Stroke are spatially correlated in Korea.

Now, you're looking at disease prevalences of no spatial autocorrelation.

One interesting finding is that,

Asthma has no spatial autocorrelation,

which is against the belief that Asthma is

the typical disease affected by environmental factors.

I guess such outcome would be related to scale issue.

The current spatial resolution of administrative district is way too large,

so that it cannot catch such a subtle change of environmental factors.

Again, I can tell, spatial data science is a science of scale.

This slide presents another 6 diseases which

are expected no spatial autocorrelation at the given scale.

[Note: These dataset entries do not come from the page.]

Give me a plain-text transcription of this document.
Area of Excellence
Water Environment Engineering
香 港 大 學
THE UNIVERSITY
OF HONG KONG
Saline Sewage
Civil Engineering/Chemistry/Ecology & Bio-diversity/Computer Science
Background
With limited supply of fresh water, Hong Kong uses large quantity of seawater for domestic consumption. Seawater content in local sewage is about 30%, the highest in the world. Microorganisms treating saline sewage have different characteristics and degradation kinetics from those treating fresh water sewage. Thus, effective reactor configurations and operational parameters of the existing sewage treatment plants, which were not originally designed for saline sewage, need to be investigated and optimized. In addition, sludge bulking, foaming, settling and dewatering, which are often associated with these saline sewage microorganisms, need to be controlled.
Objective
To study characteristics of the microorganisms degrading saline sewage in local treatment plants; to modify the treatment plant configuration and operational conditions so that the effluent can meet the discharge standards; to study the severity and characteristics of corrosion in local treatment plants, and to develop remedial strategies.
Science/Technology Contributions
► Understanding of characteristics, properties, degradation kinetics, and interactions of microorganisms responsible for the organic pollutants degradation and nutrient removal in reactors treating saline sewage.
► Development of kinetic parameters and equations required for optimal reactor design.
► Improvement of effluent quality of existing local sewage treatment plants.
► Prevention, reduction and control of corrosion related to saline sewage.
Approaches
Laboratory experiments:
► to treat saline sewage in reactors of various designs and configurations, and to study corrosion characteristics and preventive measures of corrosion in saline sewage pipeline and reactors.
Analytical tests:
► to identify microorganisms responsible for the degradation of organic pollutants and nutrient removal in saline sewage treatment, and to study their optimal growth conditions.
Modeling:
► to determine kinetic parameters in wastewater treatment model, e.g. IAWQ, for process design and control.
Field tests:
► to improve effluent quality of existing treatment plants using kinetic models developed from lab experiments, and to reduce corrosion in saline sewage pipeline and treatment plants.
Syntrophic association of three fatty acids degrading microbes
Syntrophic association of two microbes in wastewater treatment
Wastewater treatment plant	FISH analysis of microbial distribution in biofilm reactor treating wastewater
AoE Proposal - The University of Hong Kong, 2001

Now, we are ready to conduct decision tree analysis

with respect to the disease with a spatially autocorrelated prevalence rate.

Out of 12 candidates,

I selected three diseases,

Hypertension, Stroke and Diabetes.

With respect to 165 input variables

and tertile of disease prevalence rate as a target variable,

decision tree analysis is conducted.

For Hypertension, 7 influential factors are retrieved,

which are marriage rate,

and private insurance applications as positive factors,

which means more the factor,

the less disease prevalence.

On the other hand,

employer rate ratio, widowed percentage,

number of teeth scaling, residence period,

brushing teeth after lunch,

are retrieved as a negative factors.

Some variables make sense,

and some variables do not.

Anyway, it can be said that marital status, economy,

and hygiene of lifestyle are major factors of Hypertension prevalence rate.

The same decision tree analysis was conducted for finding influential factors for Stroke.

Again, 7 factors were retrieved which are marriage rate,

weight control as positive factors,

and number of people experienced the depression,

number of people who get stress counseling, anxiety/depression level,

residence tax as negative factors.

It is also very interesting finding that the root node,

which is the most important factor of decision tree is marriage rate,

for both Hypertension and Stroke.

This is the power of data science.

The data tells, if you want to be healthy from Hypertension and Stroke,

the answer is to get married.

The same analysis was conducted with respect to Diabetes.

Number of health center visits, local income tax,

urban planning tax, and average sleeping time were positive factors.

And exercise capacity, number of peoples in diet control,

number of people of flu vaccine were negative factors.

Diabetes has influential factors mainly related to

economic variables and level of health care.